7.1.3. La Tour de Babel et les systèmes philosophiques

Ces systèmes informent la réalité qui existe indépendamment d’eux (Liberté, Égalité, etc.) chacun dans leur langage164. Nous pensons que toutes les valeurs peuvent se réduire à une « super value »165,

i.e., la valeur qui doit avoir le plus de valeur. Nous soutenons que cette valeur, dans le cas de l’éthique et de l’art, c’est celle du « sens » et qu’ainsi, chaque valeur « liberté », « égalité » sont des valeurs qui viennent informer potentielle cette notion de sens. Ces valeurs l’informent effectivement lorsqu’elles sont insérées dans des systèmes éthiques, par exemple : « la liberté-de-Kant » qui correspond à la notion de liberté telle que l’envisage la philosophie kantienne. De cette manière, ces valeurs informent notre accès à la super valeur. Pourquoi ? D’après la condition humaine, tant que les hommes sont en vie, ce qu’ils cherchent à faire, c’est comprendre, chercher le sens absolu de la vie. Les hommes ont en eux, cette demande fondamentale à laquelle ils ne peuvent eux-mêmes y répondre naturellement comme nous l’avons vu dans la partie I (limites de la rationalité, de l’environnement et du langage).

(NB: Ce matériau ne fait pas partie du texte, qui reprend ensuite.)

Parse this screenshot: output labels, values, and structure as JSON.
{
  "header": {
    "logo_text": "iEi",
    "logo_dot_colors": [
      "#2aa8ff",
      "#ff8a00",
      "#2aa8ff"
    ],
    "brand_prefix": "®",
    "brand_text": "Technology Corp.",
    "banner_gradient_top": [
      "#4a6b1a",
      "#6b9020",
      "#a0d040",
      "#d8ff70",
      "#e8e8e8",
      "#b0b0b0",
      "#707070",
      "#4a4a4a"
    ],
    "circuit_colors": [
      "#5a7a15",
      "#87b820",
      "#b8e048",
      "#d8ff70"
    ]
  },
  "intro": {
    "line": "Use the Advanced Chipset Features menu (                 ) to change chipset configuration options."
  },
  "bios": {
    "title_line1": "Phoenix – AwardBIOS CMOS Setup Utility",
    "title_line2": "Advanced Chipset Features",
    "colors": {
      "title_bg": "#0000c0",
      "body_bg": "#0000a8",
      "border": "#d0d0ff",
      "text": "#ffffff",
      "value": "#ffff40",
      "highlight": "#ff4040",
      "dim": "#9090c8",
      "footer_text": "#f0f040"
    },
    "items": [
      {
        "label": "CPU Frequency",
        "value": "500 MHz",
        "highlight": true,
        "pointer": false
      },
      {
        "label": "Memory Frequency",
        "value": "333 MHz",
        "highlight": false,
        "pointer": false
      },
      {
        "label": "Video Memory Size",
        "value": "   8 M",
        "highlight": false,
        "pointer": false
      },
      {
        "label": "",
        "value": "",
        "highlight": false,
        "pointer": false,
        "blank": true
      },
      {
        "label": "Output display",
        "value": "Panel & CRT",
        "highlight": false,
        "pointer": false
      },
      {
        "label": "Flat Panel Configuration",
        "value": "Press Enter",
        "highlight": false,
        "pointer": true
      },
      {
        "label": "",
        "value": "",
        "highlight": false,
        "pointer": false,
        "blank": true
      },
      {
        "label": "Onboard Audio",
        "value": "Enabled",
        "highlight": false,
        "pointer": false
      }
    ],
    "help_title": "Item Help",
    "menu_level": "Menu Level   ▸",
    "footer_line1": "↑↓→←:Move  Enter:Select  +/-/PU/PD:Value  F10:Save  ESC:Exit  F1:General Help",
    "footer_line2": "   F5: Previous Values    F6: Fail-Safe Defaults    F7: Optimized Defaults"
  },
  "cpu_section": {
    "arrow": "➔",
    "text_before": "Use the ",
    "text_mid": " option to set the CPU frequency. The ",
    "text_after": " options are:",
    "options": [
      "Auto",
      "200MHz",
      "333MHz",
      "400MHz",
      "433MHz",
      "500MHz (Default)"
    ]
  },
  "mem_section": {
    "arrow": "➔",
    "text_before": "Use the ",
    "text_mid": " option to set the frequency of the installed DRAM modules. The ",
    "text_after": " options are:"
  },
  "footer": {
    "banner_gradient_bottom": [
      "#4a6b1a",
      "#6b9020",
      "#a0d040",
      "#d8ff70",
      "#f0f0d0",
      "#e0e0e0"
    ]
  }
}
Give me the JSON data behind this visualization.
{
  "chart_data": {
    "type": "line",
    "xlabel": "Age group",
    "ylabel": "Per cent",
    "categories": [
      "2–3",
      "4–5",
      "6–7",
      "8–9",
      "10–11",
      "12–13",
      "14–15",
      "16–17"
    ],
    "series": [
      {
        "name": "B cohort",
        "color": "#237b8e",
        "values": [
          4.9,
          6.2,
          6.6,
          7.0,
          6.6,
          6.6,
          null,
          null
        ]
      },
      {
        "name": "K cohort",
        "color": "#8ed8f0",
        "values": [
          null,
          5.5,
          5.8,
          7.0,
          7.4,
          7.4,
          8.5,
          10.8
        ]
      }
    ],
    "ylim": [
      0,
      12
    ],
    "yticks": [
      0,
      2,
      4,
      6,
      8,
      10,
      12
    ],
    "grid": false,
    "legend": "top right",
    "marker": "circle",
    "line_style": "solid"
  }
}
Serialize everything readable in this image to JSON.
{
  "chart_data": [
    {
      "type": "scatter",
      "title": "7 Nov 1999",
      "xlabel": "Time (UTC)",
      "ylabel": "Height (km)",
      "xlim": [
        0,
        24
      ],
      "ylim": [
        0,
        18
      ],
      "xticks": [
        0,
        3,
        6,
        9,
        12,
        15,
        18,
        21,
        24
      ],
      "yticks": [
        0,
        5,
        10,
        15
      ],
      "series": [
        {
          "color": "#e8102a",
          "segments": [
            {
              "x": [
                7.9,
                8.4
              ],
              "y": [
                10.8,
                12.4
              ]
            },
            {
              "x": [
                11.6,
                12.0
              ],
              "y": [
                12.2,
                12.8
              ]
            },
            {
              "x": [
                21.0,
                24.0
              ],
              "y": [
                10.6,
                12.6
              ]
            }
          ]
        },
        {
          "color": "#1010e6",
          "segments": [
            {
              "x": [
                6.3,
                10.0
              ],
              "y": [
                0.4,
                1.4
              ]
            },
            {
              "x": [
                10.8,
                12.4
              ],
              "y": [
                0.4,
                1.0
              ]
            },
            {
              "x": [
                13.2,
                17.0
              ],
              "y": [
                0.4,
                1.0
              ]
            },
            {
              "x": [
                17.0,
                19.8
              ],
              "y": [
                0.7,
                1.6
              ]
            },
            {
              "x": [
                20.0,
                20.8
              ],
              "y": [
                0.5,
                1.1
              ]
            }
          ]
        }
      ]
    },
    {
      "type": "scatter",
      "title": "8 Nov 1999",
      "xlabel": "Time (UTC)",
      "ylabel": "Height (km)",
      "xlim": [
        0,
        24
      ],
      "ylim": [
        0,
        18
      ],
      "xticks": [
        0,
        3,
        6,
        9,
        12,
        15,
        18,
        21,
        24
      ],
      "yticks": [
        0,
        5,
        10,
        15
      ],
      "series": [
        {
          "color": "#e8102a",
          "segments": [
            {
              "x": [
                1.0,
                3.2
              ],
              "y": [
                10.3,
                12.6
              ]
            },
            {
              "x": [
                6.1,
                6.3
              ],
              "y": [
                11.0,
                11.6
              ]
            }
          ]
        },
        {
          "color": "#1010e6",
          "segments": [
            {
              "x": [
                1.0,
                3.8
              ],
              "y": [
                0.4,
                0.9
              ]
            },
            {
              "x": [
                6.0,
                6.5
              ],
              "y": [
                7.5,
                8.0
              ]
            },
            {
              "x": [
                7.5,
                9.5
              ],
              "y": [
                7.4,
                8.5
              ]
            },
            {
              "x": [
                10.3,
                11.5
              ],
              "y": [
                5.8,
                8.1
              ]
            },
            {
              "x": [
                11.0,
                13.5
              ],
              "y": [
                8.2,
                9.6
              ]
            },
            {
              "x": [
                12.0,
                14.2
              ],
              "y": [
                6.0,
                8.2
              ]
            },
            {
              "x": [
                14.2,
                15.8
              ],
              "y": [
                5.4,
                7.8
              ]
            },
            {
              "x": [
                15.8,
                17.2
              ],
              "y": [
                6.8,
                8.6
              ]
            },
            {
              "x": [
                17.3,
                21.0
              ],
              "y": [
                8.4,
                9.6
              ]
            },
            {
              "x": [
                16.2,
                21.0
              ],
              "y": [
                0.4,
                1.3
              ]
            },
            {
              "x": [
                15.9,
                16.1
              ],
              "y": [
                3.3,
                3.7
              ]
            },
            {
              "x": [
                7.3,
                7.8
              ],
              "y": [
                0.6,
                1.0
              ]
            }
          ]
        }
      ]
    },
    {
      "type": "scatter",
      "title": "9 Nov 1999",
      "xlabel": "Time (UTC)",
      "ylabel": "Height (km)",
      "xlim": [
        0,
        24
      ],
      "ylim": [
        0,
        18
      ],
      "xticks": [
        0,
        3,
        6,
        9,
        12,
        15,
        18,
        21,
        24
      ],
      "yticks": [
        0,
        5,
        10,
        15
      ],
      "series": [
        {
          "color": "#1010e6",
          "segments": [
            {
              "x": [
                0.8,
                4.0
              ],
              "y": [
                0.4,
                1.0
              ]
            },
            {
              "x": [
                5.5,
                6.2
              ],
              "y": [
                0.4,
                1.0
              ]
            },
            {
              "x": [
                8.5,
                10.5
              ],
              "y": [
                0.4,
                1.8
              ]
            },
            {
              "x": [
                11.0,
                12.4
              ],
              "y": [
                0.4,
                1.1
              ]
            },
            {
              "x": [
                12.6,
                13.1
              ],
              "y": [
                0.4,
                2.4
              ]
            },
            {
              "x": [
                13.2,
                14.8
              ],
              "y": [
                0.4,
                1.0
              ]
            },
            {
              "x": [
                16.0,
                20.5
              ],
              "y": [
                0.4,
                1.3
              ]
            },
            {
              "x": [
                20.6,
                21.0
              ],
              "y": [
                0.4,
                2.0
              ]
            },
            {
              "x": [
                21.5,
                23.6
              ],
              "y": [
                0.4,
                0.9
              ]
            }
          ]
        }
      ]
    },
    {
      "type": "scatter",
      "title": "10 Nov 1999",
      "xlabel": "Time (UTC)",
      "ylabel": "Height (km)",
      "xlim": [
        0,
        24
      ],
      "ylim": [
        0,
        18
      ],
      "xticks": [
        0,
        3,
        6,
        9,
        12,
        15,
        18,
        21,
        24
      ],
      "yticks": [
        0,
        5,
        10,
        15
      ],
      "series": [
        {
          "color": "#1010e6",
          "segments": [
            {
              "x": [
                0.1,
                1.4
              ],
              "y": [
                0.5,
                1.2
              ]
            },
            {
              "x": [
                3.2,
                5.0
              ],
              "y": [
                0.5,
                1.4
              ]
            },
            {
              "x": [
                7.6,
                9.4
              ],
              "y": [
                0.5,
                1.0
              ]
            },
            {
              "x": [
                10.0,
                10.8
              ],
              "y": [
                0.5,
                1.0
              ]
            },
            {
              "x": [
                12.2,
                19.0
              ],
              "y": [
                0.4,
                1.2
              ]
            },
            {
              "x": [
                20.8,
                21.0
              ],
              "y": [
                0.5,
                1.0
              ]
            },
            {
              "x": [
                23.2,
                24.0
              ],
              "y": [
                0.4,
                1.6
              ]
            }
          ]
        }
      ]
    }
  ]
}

Alors, il leur faut effectuer des efforts et parmi ceux qui effectuent le plus ces efforts, ceux-là produisent par une nécessité ontologique, pour eux-mêmes et pour les autres, un système philosophique, une philosophie, c’est-à-dire, une projection du Sens : un sens. Ces systèmes philosophiques, ayant pris en compte le rôle de la philosophie : être une critique des limites de l’homme (critique de la rationalité avec Leibniz, critique de la connaissance avec Kant et critique du langage avec Wittgenstein166) proposent un langage sophistiqué dont l’accès au sens ne se fait que par immersion dans le réseau propre à chaque système167.